Her new works are large and demand attention, then ask the viewer to supply a narrative – stories that extend past the rectangle’s boundary and into the viewer’s world.
Clare’s recent series, New York City Faces, began simply with her sketches of other riders on the subway. When expanded to larger than life dimensions, these sketchy drawings became forceful, lively and complete, with added watercolor washes defining shapes like stained glass objects: a brown bag, a red shirt or a green book.
Both line and color look spontaneous and are complementary – sharp clear lines contrasting with expressively brushed watercolor. Paintings made for her Italian Landscape Series were similarly begun as sketches then painted with watercolor, giving each a whimsical atmospheric effect.
Looking at Clare’s work, I was reminded of two great artists.

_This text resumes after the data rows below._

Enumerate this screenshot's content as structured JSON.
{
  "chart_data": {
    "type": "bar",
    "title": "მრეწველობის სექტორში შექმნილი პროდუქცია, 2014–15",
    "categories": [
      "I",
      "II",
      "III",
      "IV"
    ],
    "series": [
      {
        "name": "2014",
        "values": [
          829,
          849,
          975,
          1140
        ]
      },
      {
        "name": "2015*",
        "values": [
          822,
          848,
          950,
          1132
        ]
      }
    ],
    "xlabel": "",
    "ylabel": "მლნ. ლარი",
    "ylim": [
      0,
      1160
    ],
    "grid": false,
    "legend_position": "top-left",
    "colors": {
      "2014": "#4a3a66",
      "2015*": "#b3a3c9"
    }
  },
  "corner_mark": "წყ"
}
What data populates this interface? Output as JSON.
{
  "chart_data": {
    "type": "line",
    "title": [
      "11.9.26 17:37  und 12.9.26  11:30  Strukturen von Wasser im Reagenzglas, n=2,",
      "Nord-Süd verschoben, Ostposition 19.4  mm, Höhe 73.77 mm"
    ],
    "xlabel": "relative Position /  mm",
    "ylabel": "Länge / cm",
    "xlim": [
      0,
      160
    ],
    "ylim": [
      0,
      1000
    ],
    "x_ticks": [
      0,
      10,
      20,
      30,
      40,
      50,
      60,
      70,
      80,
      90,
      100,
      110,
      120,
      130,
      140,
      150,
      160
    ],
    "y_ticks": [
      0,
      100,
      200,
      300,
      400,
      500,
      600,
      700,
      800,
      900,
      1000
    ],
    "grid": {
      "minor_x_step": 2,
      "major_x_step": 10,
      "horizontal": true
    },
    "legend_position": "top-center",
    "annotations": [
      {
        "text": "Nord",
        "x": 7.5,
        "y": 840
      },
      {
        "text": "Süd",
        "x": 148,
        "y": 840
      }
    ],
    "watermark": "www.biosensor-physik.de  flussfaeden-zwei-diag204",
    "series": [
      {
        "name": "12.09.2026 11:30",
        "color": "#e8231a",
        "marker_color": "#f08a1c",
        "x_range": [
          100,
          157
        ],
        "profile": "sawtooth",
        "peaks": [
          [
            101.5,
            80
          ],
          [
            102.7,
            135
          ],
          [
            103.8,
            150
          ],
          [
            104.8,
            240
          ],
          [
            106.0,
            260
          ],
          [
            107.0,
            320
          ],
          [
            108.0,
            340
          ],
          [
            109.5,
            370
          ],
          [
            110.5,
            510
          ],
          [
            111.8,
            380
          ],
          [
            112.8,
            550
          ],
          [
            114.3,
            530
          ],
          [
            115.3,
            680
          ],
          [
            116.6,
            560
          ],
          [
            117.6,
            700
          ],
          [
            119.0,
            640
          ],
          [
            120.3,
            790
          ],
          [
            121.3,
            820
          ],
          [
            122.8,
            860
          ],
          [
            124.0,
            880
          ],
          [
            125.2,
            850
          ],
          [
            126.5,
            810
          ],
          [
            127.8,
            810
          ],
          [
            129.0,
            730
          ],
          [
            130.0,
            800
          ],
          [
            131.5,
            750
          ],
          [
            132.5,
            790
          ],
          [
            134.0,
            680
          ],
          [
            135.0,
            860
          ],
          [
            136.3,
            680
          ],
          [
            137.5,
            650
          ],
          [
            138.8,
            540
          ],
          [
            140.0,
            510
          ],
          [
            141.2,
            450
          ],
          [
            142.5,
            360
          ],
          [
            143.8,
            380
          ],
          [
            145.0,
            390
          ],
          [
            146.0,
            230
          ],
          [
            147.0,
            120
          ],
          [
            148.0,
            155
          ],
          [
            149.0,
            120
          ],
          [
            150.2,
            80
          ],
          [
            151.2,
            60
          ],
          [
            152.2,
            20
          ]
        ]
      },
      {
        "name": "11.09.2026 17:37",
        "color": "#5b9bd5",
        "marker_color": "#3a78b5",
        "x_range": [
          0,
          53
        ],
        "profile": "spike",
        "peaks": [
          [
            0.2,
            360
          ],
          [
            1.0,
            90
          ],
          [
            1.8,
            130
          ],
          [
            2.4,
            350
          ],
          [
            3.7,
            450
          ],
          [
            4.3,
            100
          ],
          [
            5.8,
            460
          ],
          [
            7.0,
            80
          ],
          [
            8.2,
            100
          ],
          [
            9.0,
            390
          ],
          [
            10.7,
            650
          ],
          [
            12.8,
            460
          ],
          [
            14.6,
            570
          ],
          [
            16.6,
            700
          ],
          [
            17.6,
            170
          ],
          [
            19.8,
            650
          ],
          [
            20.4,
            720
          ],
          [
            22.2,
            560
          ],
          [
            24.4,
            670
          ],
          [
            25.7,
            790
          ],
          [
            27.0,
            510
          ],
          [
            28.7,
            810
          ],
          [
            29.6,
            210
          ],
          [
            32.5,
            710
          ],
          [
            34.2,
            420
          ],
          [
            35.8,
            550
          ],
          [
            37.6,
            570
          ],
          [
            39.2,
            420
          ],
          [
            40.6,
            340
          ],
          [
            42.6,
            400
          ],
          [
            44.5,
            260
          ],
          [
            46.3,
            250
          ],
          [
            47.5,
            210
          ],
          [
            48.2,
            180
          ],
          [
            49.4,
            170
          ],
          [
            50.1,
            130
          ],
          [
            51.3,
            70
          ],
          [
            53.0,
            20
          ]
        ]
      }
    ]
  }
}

Her characters are reminiscent of Daumier’s lithographs, but instead of his bristling critique of the social and political elite, Stokolosa’s paintings are sympathetic to all. They show everyday people doing everyday things – talking animatedly, lying on a train or reading a book. They are caricatures in the best sense of the word.
Another artist who comes to mind is Chagall. Where Chagall told stories from his Russian Jewish roots, Clare Stokolosa draws
inspiration from her Italian heritage and Astoria childhood. Her work shows a familiarity with New Yorkers, but also the Italian villages she visits each year, and a love of both.
Clare Stokolosa is a romantic realist, painting the prose of the street – poetically.